Men and Domestic Violence (December 6, 2015)

Traditionally, the methods of dealing with domestic/intimate partner violence have involved helping the person being abused, male or female, to leave the relationship and find a safe space elsewhere. Currently, professionals in the field are focusing on reaching out to the perpetrators of the violence, who are usually, but not always, the men.

Counselor and social activist, Marcus Kissoon, says there is a need for a change in societal attitudes towards domestic violence. “At the end of the day, the person that lashes out is at fault because they are hurting themselves and they’re hurting another person. If you treat the men who have the aggression and the abuse problem, then we save many women. So I really am all about intervention for women, but really and truly my core preventative measure is train young men, train young boys, and train men to not deal with unhealthy situations with aggression, violence and abuse.”
Executive Director of the Caribbean Anti-Violence Institute, criminologist Renee Cummings said abusers act from a set of attitudes and beliefs about how men and women should relate in intimate relationships. “Abusers believe they have a right to enforce their will on their female partners. This belief, rooted in sexism and misogyny, is supported and tolerated by the society in which we live, a society that has historically condoned the use of violence against women.”
“A stereotypic language of hyper-masculinity creates a reality where gendered language socialises boys to apply aggression, competitiveness, power, ruthlessness, and strength to everything they do. From the bedroom to the boardroom, it is all about male dominance. Negative male socialisation expresses itself in violence against women, violence against other men, and violence against themselves where a lot of men participate in self-harming behaviours, because from early they are taught to limit emotional expression, bundle up their rage, stifle their feelings and repress their pain.”
Renee said while men needed to be offered an opportunity to change, they also needed to be held accountable. She said this is only possible when there is an ability to impose swift, consistent, and meaningful sanctions for abusive behaviour. This ability rests almost exclusively with the justice system through arrest, prosecution and sentences of incarceration, probation, restitution or fine, or some combination of these. “We need swift prosecution, robust anti-harassment and anti-stalking legislation, offender rehabilitation programs that treat with men and women who use violence in relationships and multi-agency approaches and coordinated interventions to domestic violence and interpersonal violence.”
In addition, Renee called for batterer’s intervention programs. “We need evidence based programmes for men that assist them in understanding and managing their anger through self-regulation strategies. Men need to know they can access help and treat with issues such as anger, rejection, jealousy and the fear of being alone after a relationship is over.”
There is also need, on a national level, for the development of violence reduction strategies to reduce domestic violence and the overall frequency of interpersonal violence.
Marcus further added that there is a loss of a sense of empathy in society. “Our men, our culture of crime is because we’re losing a sense of empathy. People cannot see another human being sad and step back and react to it. People are hearing women crying when they are being raped, people are hearing children crying, but yet no-one is empathizing with that or able to relate to that emotion. We honestly need to focus on what we teach our young men and that aggression and violence is not the way to deal with their feelings.”
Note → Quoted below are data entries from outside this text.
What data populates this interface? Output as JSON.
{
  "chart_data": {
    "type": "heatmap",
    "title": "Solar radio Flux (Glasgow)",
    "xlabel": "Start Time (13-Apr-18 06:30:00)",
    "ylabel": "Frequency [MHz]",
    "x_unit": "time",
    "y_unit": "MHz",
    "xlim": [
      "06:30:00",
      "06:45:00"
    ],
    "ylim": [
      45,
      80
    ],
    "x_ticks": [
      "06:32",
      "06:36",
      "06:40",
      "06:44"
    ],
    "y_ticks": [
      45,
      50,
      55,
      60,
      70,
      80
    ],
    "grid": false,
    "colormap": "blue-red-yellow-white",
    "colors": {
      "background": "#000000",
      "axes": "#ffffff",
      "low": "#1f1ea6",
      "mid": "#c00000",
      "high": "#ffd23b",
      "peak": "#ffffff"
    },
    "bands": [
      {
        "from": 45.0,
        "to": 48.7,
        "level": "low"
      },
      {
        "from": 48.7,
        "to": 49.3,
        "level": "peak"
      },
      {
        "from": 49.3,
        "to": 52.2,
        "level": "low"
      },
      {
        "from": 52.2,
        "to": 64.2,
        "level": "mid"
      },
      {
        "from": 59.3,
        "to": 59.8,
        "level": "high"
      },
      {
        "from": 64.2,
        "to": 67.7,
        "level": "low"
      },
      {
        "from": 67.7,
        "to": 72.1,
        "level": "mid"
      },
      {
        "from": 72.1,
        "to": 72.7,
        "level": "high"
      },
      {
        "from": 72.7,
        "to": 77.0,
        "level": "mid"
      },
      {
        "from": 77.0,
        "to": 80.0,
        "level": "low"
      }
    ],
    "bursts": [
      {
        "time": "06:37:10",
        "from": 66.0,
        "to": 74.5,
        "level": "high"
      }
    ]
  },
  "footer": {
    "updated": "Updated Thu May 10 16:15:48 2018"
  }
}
Men and violence: “A stereotypic language of hyper-masculinity creates a reality where through gendered language boys are socialised to apply aggression, competitiveness, power, ruthlessness, and strength to everything they do. From the bedroom to the boardroom, it is all about male dominance. Negative male socialisation expresses itself in violence against women, violence against other men, and violence against themselves where a lot of men participate in self-harming behaviours because from early they are taught to limit emotional expression, bundle up their rage, stifle their feelings and repress their pain.”

Why some men abuse women: “Abusers act from a set of attitudes and beliefs about how men and women should relate in intimate relationships. Abusers believe they have a right to enforce their will on their female partners. This belief, rooted in sexism and misogyny, is supported and tolerated by the society in which we live, a society that has historically condoned the use of violence against women.”

Abuser accountability: “We must hold men accountable and offer them an opportunity to change. Abuser accountability is possible only when there is an ability to impose swift, consistent, and meaningful sanctions for abusive behaviour, a role that rests primarily, if not exclusively, within the justice system, through arrest, prosecution and sentences of incarceration, probation, restitution or fine, or some combination of these. We also need to create batterers intervention programmes.”
What should intervention programmes look like: “We need evidence based programmes for men that assist them in understanding and managing their anger through self-regulation strategies. Men need to know they can access help and treat with issues such as anger, rejection, jealousy and the fear of being alone after a relationship is over.”
Criminal justice response: “We need swift prosecution, robust anti-harassment and anti-stalking legislation, offender rehabilitation programmes that treat with men and women who use violence in relationships and multi-agency approaches and coordinated interventions to domestic violence and interpersonal violence. On a national level, we have also got to develop violence reduction strategies to reduce domestic violence and the overall frequency of interpersonal violence.”